Con Ulrich Beck se ne va uno dei maggiori studiosi dei processi di globalizzazione, oltre che forse il più visionario militante per un’Europa politica e sociale. Ulrich Beck (1944-2015) verrà ricordato anche per aver coniato e studiato definizioni divenute di moda nella sociologia contemporanea, come nel dibattito pubblico europeo e globale: “seconda modernità“, “modernizzazione riflessiva“, “società cosmopolitica” e soprattutto “società del rischio” (RisikogesellschaftRisk Society).

Formule, concetti, metafore di chi ha liberamente scelto di affrontare senza timori reverenziali il tramonto delle categorie della prima modernità, sfidando la sonnacchiosa dogmatica accademica delle scienze politiche e sociali proprio sul terreno più delicato: quello del “nazionalismo metodologico“. Altra espressione “inventata” da Ulrich Beck per combattere quell’erronea semplificazione che costringe nelle opprimenti dimensioni dello Stato-nazione tanto l’analisi dei fenomeni sociali e giuridici, quanto i possibili spazi di azione civica e politica.

Probabilmente questo è il làscito maggiore del suo insegnamento: il radicale rifiuto di ogni pregiudizio nazionalista è il prisma attraverso il quale Ulrich Beck è riuscito ad intervenire nella connessione tra le dinamiche della globalizzazione e gli esplosivi effetti sulla divisione del lavoro, oltre che sulle forme di vita individuale e collettiva, quindi sul presente e sul futuro del vecchio Continente. E l’attualità di questo approccio è sempre più utile dinanzi alla recrudescenza dei movimenti intolleranti e xenofobi dei partiti tradizionalisti, autoritari e nazionalisti (TAN Parties) in un’Europa che per altri versi diviene sempre più “tedesca”, cioè sotto i diktat delle politiche di austerità volute dalla Bundesbank, come ha ricordato con grande timore lo stesso Beck in uno dei suoi ultimi saggi (L’Europa tedesca, Laterza, 2013).

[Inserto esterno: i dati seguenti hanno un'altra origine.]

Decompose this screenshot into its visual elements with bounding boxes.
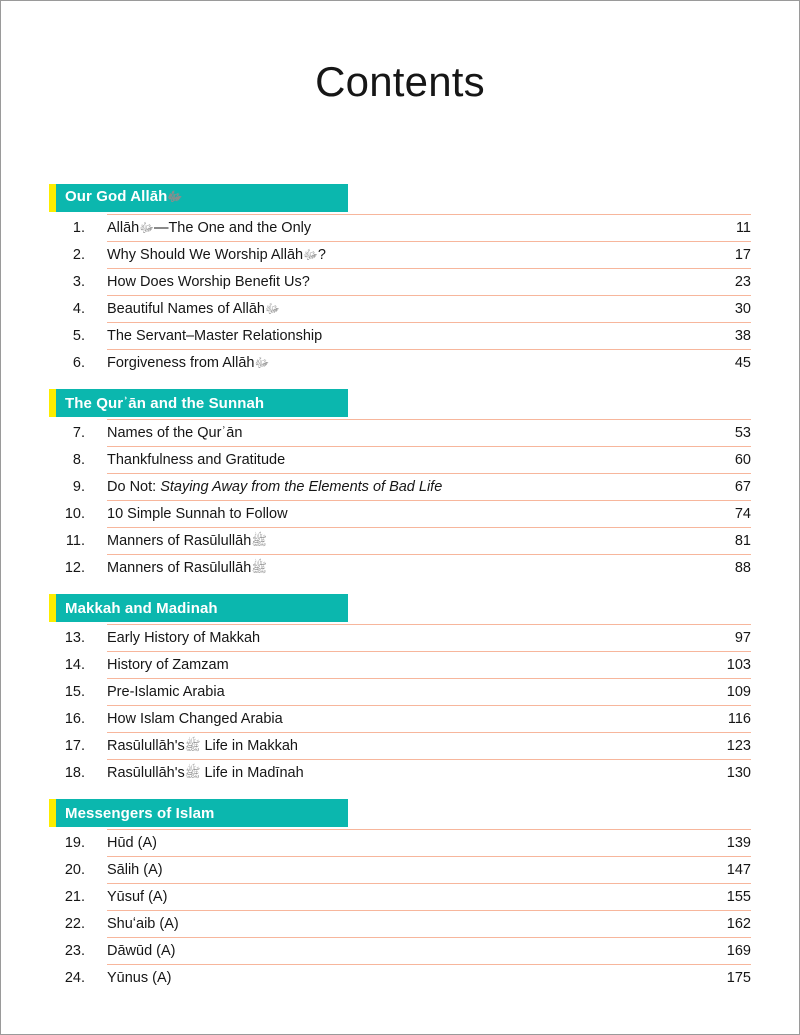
entry-title: Yūnus (A) <box>107 970 172 987</box>
entry-body <box>107 322 751 349</box>
entry-body <box>107 651 751 678</box>
toc-entry[interactable] <box>49 527 751 554</box>
entry-number: 2. <box>72 247 85 264</box>
honorific-glyph: ﷻ <box>167 189 183 205</box>
entry-page-number: 103 <box>726 657 751 674</box>
section-gap <box>49 376 751 389</box>
honorific-glyph: ﷻ <box>139 220 154 236</box>
entry-page-number: 147 <box>726 862 751 879</box>
entry-body <box>107 937 751 964</box>
entry-title: Names of the Qurʾān <box>107 425 243 442</box>
entry-page-number: 175 <box>726 970 751 987</box>
entry-number: 5. <box>72 328 85 345</box>
toc-entry[interactable] <box>49 473 751 500</box>
toc-entry[interactable] <box>49 214 751 241</box>
entry-page-number: 60 <box>734 452 751 469</box>
entry-body <box>107 295 751 322</box>
section-accent-bar <box>49 389 56 417</box>
entry-number: 8. <box>72 452 85 469</box>
section-title: The Qurʾān and the Sunnah <box>65 394 265 412</box>
entry-body <box>107 829 751 856</box>
section-band <box>56 799 348 827</box>
entry-page-number: 169 <box>726 943 751 960</box>
entry-page-number: 109 <box>726 684 751 701</box>
entry-title: How Islam Changed Arabia <box>107 711 283 728</box>
entry-body <box>107 527 751 554</box>
entry-title: Forgiveness from Allāhﷻ <box>107 355 270 372</box>
section-header <box>49 594 348 622</box>
entry-list <box>49 829 751 991</box>
entry-number: 21. <box>64 889 85 906</box>
entry-page-number: 74 <box>734 506 751 523</box>
entry-body <box>107 214 751 241</box>
entry-title: Dāwūd (A) <box>107 943 176 960</box>
toc-entry[interactable] <box>49 937 751 964</box>
entry-number: 23. <box>64 943 85 960</box>
entry-number: 20. <box>64 862 85 879</box>
toc-entry[interactable] <box>49 883 751 910</box>
entry-title: Pre-Islamic Arabia <box>107 684 225 701</box>
entry-page-number: 155 <box>726 889 751 906</box>
toc-entry[interactable] <box>49 268 751 295</box>
toc-entry[interactable] <box>49 829 751 856</box>
entry-title: How Does Worship Benefit Us? <box>107 274 310 291</box>
entry-number: 16. <box>64 711 85 728</box>
entry-number: 13. <box>64 630 85 647</box>
entry-body <box>107 419 751 446</box>
section-gap <box>49 581 751 594</box>
toc-entry[interactable] <box>49 759 751 786</box>
entry-number: 3. <box>72 274 85 291</box>
entry-title: History of Zamzam <box>107 657 229 674</box>
entry-page-number: 97 <box>734 630 751 647</box>
section-header <box>49 389 348 417</box>
entry-title: Manners of Rasūlullāhﷺ <box>107 560 267 577</box>
entry-body <box>107 349 751 376</box>
section-band <box>56 184 348 212</box>
toc-entry[interactable] <box>49 349 751 376</box>
entry-number: 14. <box>64 657 85 674</box>
table-of-contents <box>1 184 799 991</box>
entry-title: Beautiful Names of Allāhﷻ <box>107 301 280 318</box>
section-gap <box>49 786 751 799</box>
entry-number: 9. <box>72 479 85 496</box>
entry-body <box>107 732 751 759</box>
entry-number: 10. <box>64 506 85 523</box>
page-title: Contents <box>315 58 485 105</box>
entry-title: Do Not: Staying Away from the Elements of Bad Life <box>107 479 443 496</box>
entry-title: Why Should We Worship Allāhﷻ? <box>107 247 326 264</box>
honorific-glyph: ﷺ <box>251 560 267 576</box>
entry-title: Rasūlullāh'sﷺ Life in Makkah <box>107 738 298 755</box>
entry-page-number: 139 <box>726 835 751 852</box>
section-title: Our God Allāhﷻ <box>65 188 183 206</box>
entry-list <box>49 419 751 581</box>
toc-entry[interactable] <box>49 500 751 527</box>
entry-body <box>107 554 751 581</box>
entry-page-number: 116 <box>727 711 751 728</box>
entry-title: Shuʻaib (A) <box>107 916 179 933</box>
toc-entry[interactable] <box>49 295 751 322</box>
entry-number: 24. <box>64 970 85 987</box>
toc-entry[interactable] <box>49 910 751 937</box>
entry-page-number: 23 <box>734 274 751 291</box>
entry-page-number: 67 <box>734 479 751 496</box>
section-accent-bar <box>49 184 56 212</box>
entry-body <box>107 705 751 732</box>
section-header <box>49 799 348 827</box>
toc-entry[interactable] <box>49 554 751 581</box>
section-accent-bar <box>49 799 56 827</box>
entry-number: 15. <box>64 684 85 701</box>
section-band <box>56 389 348 417</box>
toc-entry[interactable] <box>49 705 751 732</box>
entry-title: Rasūlullāh'sﷺ Life in Madīnah <box>107 765 304 782</box>
entry-page-number: 17 <box>734 247 751 264</box>
entry-page-number: 30 <box>734 301 751 318</box>
toc-entry[interactable] <box>49 678 751 705</box>
entry-body <box>107 856 751 883</box>
toc-entry[interactable] <box>49 856 751 883</box>
entry-page-number: 162 <box>726 916 751 933</box>
toc-entry[interactable] <box>49 322 751 349</box>
toc-entry[interactable] <box>49 241 751 268</box>
entry-number: 6. <box>72 355 85 372</box>
entry-body <box>107 624 751 651</box>
entry-number: 12. <box>64 560 85 577</box>
section-header <box>49 184 348 212</box>
entry-list <box>49 214 751 376</box>
section-title: Makkah and Madinah <box>65 599 218 617</box>
entry-page-number: 53 <box>734 425 751 442</box>
entry-page-number: 81 <box>734 533 751 550</box>
entry-body <box>107 241 751 268</box>
entry-number: 4. <box>72 301 85 318</box>
entry-page-number: 123 <box>726 738 751 755</box>
section-title: Messengers of Islam <box>65 804 215 822</box>
entry-page-number: 38 <box>734 328 751 345</box>
section-accent-bar <box>49 594 56 622</box>
toc-section <box>49 594 751 786</box>
entry-page-number: 11 <box>735 220 751 237</box>
honorific-glyph: ﷺ <box>184 738 201 754</box>
entry-title: 10 Simple Sunnah to Follow <box>107 506 288 523</box>
entry-body <box>107 268 751 295</box>
entry-number: 1. <box>72 220 85 237</box>
entry-number: 18. <box>64 765 85 782</box>
toc-entry[interactable] <box>49 651 751 678</box>
entry-title: Sālih (A) <box>107 862 163 879</box>
entry-body <box>107 883 751 910</box>
entry-body <box>107 910 751 937</box>
toc-entry[interactable] <box>49 446 751 473</box>
toc-section <box>49 184 751 376</box>
entry-title: Hūd (A) <box>107 835 157 852</box>
entry-title: Allāhﷻ—The One and the Only <box>107 220 312 237</box>
toc-entry[interactable] <box>49 624 751 651</box>
toc-entry[interactable] <box>49 964 751 991</box>
entry-number: 11. <box>65 533 85 550</box>
honorific-glyph: ﷺ <box>184 765 201 781</box>
toc-entry[interactable] <box>49 732 751 759</box>
entry-title: Yūsuf (A) <box>107 889 168 906</box>
entry-title: The Servant–Master Relationship <box>107 328 323 345</box>
entry-page-number: 88 <box>734 560 751 577</box>
entry-body <box>107 759 751 786</box>
toc-section <box>49 799 751 991</box>
section-band <box>56 594 348 622</box>
toc-section <box>49 389 751 581</box>
honorific-glyph: ﷺ <box>251 533 267 549</box>
entry-title: Thankfulness and Gratitude <box>107 452 286 469</box>
entry-number: 19. <box>64 835 85 852</box>
honorific-glyph: ﷻ <box>254 355 270 371</box>
entry-number: 7. <box>72 425 85 442</box>
entry-number: 17. <box>64 738 85 755</box>
entry-title: Early History of Makkah <box>107 630 261 647</box>
honorific-glyph: ﷻ <box>264 301 280 317</box>
entry-list <box>49 624 751 786</box>
entry-body <box>107 500 751 527</box>
entry-body <box>107 964 751 991</box>
toc-entry[interactable] <box>49 419 751 446</box>
entry-body <box>107 473 751 500</box>
entry-number: 22. <box>64 916 85 933</box>
honorific-glyph: ﷻ <box>303 247 318 263</box>
entry-body <box>107 678 751 705</box>
entry-page-number: 130 <box>726 765 751 782</box>
entry-page-number: 45 <box>734 355 751 372</box>
entry-body <box>107 446 751 473</box>
entry-title: Manners of Rasūlullāhﷺ <box>107 533 267 550</box>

Contro il “nazionalismo metodologico”

Per tutto questo la militanza intellettuale, politica e civile di Ulrich Beck è sempre stata dalla parte di un’Europa politica e sociale, delle cittadinanze, che superasse da un lato le nefaste eredità “sovraniste” degli Stati-nazione, spesso ridotti a algidi gendarmi dell’ordine pubblico locale, dall’altro gli incubi monetaristi di un’Eurozona sinonimo di insicurezza e povertà per le persone. Così dal settembre del 2010 Beck aveva aderito alle iniziative dello Spinelli Group nel Parlamento europeo, rilanciando lo spirito federalista continentale che dall’antifascismo di Spinelli, Colorni e Rossi si spinge a ripensare l’Europa politica oltre la sua dimensione monetaria.

Questa visione sociale dello spazio politico continentale ha permesso a Ulrich Beck di spiegare l’urgenza di un «reddito di cittadinanza continentale» utile per affrancare le persone dai ricatti del lavoro, o della sua mancanza. La creazione di un simile strumento è inoltre essenziale per garantire l’indipendenza dei cittadini da un Welfare State che sta regredendo a Workfare, cioè ad un sistema di costrizione al lavoro, con scarsa tutela della dignità della persona, né garanzia della sua condizione lavorativa. Per Beck il modello sociale europeo è il frutto di un universalismo concreto, fondato sulla tutela dei diritti sociali intesi come diritti fondamentali, di una nuova solidarietà pan-europea. Altrimenti non potrà mai esserci alcuna, reale integrazione politica continentale.

Per il reddito garantito

«Dobbiamo finalmente porre all’ordine del giorno queste questioni: come si può condurre una vita sensata anche se non si trova un lavoro? Come saranno possibili la democrazia e la libertà al di là della piena occupazione? Come potranno le persone diventare cittadini consapevoli, senza un lavoro retribuito? Abbiamo bisogno di un reddito di cittadinanza pari a circa 700 euro. Non è una provocazione, ma un’esigenza politica realistica».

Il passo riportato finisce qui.